TS: The two obvious things: read a lot and write a lot. I’d also say: Live a lot. Love a lot. Do a lot. Feel and rage and cry and laugh and keep yourself open to possibilities and change. It’ll inform your work.
What is your earliest memory related to reading?
TS: Sitting on the arm of my Gramz’s Lay-Z-Boy, listening to her read me The Moffats by Eleanor Estes out loud. I was probably six or seven. She read me the opening sentence of the book and then turned to me and said: “Tess, you must always start your stories with something attention grabbing.” It’s still the best writing advice I’ve ever gotten.
Why do you think Young Adult fiction is so important?
TS: YA is such a transformative category. There is no other time in a person’s life when fiction can change you the way it can when you’re young — when it can leave its mark on you so deeply that it can save your life. Finding yourself and your strength in other people’s words tells you that it’s gonna be okay, that other people feel this way, go through this and survive, so you can, too. That’s a powerful thing to have at any age, but especially as a teen, when it can feel like the entire world is working against you, not with you.
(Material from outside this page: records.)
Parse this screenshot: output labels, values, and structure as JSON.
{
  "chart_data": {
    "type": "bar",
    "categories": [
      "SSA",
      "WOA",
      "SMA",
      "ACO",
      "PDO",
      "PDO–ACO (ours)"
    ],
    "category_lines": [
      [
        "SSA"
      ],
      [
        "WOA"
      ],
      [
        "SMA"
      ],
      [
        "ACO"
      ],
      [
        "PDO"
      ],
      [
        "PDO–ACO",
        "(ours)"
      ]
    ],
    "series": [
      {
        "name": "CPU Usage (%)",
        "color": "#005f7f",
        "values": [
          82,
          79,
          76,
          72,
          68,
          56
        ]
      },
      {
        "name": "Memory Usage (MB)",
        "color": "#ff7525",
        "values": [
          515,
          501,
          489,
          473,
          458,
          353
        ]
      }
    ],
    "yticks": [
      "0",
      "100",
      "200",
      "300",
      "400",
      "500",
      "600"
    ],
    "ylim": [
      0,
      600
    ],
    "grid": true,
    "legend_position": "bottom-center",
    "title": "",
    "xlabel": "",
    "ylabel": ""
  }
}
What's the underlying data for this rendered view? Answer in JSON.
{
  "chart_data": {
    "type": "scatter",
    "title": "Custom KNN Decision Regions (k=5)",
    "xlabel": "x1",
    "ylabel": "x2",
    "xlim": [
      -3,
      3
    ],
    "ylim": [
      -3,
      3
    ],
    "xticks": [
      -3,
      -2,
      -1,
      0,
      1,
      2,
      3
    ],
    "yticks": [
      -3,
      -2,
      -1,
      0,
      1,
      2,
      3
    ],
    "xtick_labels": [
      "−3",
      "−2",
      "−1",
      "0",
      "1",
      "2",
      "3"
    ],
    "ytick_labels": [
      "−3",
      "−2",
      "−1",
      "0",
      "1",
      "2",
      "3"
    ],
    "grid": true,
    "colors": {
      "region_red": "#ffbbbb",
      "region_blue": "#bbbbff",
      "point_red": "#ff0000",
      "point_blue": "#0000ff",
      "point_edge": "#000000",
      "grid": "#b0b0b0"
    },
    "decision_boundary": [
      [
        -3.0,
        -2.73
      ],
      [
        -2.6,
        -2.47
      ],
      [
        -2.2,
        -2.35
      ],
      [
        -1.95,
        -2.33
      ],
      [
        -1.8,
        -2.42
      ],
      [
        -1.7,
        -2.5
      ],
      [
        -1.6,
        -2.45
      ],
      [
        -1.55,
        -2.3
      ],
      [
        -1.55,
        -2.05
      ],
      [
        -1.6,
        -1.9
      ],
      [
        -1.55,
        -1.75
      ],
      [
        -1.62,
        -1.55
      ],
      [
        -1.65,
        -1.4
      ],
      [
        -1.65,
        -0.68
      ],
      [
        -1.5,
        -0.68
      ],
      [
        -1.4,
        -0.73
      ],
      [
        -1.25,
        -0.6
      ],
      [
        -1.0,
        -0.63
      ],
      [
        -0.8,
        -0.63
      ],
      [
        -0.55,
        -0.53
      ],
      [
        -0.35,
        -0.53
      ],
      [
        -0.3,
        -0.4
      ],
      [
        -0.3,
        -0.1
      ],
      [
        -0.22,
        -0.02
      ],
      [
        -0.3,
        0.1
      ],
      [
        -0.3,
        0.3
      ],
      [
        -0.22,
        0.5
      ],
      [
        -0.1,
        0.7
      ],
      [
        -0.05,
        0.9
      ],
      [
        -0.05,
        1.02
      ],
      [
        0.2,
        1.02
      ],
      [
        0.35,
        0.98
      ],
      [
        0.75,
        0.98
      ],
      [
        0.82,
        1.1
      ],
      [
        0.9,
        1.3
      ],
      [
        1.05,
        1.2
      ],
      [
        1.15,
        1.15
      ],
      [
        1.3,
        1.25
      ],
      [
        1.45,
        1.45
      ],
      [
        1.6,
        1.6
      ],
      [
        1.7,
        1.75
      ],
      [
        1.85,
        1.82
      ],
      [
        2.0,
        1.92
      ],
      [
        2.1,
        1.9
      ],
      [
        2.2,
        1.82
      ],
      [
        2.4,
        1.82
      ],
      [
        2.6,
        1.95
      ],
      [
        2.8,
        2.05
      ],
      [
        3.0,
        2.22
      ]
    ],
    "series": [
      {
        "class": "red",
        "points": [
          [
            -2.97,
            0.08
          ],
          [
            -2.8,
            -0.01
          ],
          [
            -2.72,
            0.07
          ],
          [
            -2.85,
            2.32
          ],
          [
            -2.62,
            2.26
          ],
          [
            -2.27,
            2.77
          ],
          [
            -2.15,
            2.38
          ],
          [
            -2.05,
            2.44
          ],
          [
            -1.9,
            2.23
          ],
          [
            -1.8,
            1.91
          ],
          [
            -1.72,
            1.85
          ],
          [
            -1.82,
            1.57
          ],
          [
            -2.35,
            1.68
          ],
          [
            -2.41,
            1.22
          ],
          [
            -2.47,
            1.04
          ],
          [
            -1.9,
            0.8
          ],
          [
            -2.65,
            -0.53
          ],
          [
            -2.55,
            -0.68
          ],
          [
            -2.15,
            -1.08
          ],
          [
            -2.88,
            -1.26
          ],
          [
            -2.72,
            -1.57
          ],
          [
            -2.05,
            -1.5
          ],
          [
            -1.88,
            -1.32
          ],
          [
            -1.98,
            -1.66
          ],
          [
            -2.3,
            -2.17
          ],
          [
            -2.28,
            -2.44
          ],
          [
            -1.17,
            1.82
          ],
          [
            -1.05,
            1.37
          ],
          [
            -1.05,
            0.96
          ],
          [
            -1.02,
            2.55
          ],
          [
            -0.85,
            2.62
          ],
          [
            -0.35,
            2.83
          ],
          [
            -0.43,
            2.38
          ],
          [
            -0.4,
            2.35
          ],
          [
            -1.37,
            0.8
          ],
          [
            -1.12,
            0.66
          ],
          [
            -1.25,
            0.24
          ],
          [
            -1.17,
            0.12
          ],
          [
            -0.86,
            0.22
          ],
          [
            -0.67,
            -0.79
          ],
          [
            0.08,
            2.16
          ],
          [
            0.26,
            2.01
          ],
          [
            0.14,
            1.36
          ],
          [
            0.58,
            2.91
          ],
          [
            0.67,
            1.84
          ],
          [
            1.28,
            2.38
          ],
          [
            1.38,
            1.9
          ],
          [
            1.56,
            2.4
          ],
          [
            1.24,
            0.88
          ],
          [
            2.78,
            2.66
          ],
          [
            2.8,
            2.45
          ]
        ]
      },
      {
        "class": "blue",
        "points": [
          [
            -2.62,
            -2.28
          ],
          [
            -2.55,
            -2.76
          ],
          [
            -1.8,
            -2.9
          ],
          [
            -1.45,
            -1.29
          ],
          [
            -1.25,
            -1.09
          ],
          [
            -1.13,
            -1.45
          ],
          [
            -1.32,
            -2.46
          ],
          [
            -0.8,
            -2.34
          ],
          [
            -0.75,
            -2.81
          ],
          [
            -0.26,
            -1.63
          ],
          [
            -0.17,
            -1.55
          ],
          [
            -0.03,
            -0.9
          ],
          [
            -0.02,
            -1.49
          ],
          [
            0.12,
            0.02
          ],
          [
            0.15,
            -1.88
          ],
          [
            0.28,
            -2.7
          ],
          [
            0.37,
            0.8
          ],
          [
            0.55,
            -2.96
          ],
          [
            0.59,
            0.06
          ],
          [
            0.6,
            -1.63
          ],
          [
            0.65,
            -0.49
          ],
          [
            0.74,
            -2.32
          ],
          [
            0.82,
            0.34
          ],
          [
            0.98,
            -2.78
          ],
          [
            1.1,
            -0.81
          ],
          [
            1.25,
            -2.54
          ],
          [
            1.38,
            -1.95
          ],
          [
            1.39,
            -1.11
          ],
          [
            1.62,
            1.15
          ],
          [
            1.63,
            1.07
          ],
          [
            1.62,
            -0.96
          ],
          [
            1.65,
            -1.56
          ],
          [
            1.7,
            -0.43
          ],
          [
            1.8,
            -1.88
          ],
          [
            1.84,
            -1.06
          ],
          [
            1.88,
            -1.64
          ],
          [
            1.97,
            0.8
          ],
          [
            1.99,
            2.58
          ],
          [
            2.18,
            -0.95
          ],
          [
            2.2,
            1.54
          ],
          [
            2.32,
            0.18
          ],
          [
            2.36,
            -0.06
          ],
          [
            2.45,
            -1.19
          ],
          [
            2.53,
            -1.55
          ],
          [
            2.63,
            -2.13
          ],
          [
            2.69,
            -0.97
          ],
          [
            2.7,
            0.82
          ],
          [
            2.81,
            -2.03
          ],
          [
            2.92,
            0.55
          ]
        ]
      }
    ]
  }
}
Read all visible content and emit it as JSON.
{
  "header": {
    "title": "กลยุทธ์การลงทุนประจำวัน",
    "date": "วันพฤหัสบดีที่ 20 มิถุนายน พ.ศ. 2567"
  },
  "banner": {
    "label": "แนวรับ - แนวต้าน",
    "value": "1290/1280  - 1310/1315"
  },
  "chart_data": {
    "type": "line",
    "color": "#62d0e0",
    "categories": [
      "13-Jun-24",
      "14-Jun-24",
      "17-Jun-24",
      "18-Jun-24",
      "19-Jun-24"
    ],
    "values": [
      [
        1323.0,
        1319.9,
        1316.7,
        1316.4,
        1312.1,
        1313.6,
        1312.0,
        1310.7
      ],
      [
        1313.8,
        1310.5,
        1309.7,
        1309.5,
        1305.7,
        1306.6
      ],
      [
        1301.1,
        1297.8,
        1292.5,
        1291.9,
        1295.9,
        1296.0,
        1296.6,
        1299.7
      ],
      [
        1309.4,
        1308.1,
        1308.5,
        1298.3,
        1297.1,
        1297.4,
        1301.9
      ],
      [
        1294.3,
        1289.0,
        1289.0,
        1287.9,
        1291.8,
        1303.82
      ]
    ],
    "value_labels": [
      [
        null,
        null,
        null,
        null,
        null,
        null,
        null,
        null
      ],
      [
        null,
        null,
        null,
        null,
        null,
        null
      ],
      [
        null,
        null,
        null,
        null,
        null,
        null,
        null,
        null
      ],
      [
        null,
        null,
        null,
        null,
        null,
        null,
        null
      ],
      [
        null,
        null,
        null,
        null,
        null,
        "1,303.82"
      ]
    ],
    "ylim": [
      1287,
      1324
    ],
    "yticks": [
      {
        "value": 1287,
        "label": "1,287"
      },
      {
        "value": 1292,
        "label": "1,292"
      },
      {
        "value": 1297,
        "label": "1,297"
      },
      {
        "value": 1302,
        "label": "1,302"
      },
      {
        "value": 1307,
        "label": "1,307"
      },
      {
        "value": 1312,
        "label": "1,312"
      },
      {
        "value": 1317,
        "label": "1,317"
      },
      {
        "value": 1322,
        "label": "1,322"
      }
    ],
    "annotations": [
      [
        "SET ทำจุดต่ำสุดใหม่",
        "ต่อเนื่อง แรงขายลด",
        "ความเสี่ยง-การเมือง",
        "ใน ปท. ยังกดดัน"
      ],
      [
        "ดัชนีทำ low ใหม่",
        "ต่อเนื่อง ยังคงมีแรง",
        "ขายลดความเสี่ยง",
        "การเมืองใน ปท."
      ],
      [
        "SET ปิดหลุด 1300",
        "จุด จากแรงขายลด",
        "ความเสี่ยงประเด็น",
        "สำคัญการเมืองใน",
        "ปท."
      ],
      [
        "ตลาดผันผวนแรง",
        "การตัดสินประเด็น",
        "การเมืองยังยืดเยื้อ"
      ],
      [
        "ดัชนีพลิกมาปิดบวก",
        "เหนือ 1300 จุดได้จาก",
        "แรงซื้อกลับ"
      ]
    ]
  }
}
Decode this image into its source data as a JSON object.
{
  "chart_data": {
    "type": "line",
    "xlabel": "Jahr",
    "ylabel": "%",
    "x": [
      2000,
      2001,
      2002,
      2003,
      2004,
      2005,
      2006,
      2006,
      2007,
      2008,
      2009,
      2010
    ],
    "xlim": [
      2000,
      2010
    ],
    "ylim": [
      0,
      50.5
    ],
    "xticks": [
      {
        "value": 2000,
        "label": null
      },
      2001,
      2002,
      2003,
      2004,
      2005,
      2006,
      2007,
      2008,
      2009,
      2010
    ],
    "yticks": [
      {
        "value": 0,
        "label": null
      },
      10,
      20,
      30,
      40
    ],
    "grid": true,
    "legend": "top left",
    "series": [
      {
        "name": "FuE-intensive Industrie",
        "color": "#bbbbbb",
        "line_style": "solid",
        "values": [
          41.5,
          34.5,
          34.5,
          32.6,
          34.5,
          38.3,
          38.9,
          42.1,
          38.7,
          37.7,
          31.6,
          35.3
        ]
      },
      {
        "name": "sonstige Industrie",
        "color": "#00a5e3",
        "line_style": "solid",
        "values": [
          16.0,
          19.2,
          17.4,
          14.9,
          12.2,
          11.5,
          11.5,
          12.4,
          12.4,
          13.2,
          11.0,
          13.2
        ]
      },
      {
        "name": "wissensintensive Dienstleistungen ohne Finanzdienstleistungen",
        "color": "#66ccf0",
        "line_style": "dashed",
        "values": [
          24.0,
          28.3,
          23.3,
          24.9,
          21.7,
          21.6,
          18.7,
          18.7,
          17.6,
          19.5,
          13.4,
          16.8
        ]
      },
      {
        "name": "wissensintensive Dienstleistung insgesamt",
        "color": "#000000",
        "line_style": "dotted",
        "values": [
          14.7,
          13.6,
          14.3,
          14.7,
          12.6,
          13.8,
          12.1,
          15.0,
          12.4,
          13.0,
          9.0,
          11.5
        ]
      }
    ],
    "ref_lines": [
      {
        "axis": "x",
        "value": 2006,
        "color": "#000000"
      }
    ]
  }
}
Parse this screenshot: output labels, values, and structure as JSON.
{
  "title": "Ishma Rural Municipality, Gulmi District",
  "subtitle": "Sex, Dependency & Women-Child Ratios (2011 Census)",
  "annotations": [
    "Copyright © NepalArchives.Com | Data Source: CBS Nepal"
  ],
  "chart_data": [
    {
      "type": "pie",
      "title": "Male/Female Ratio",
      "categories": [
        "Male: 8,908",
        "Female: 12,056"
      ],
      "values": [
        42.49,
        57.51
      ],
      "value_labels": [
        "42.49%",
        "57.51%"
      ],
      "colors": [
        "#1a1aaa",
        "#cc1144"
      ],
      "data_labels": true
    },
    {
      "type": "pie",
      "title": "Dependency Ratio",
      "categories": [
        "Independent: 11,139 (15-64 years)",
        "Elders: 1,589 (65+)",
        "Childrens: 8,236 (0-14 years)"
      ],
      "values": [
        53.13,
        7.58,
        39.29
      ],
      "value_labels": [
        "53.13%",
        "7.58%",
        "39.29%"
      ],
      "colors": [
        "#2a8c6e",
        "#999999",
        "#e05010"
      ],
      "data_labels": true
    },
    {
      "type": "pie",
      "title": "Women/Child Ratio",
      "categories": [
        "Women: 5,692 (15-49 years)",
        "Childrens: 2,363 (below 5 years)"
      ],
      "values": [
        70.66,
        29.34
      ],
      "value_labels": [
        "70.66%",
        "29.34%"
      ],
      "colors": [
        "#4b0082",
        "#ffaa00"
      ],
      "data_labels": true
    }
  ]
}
You blog about women and LGBT rights and YA fiction. Do you feel that women and LGBT are equally and accurately portrayed in YA?
TS: I think we’re making progress, but, as in society, there’s a lot of room for improvement, acceptance, expansion, and diversity of characters, cultures, and situations. There are still a lot more books about gay boys than gay girls, and definitely not enough books exploring the teen trans experience. It’d be great to see more books featuring non-binary or genderqueer characters, as well as asexual and bisexual characters. Representation matters, and every kind of teen deserves to be able to find a character like them in the YA section. I do consider myself lucky, though — I was a teenager when a lot of the groundbreaking LGBT books came out by authors like Malinda Lo, Brent Hartinger, Julie Anne Peters, and Alex Sanchez. To be able to see the expansion of LGBT YA in the last decade has been wonderful.
If you were a bookseller, is there a book you would say YA readers just have to read?
TS: Okay, I’m gonna cheat and name two: I Am the Messenger by Markus Zusak and Speak by Laurie Halse Anderson.
If you were stranded on a desert island, what three titles would you want to have with you?
TS: A Town Like Alice by Nevil Shute, The Princess Diaries (Book 1) by Meg Cabot, and I Am The Messenger by Markus Zusak.
Are you working on anything now?
TS: I am hard at work on my second book for Hyperion, but I’m not sure if I’m allowed to tell y’all what it’s about yet!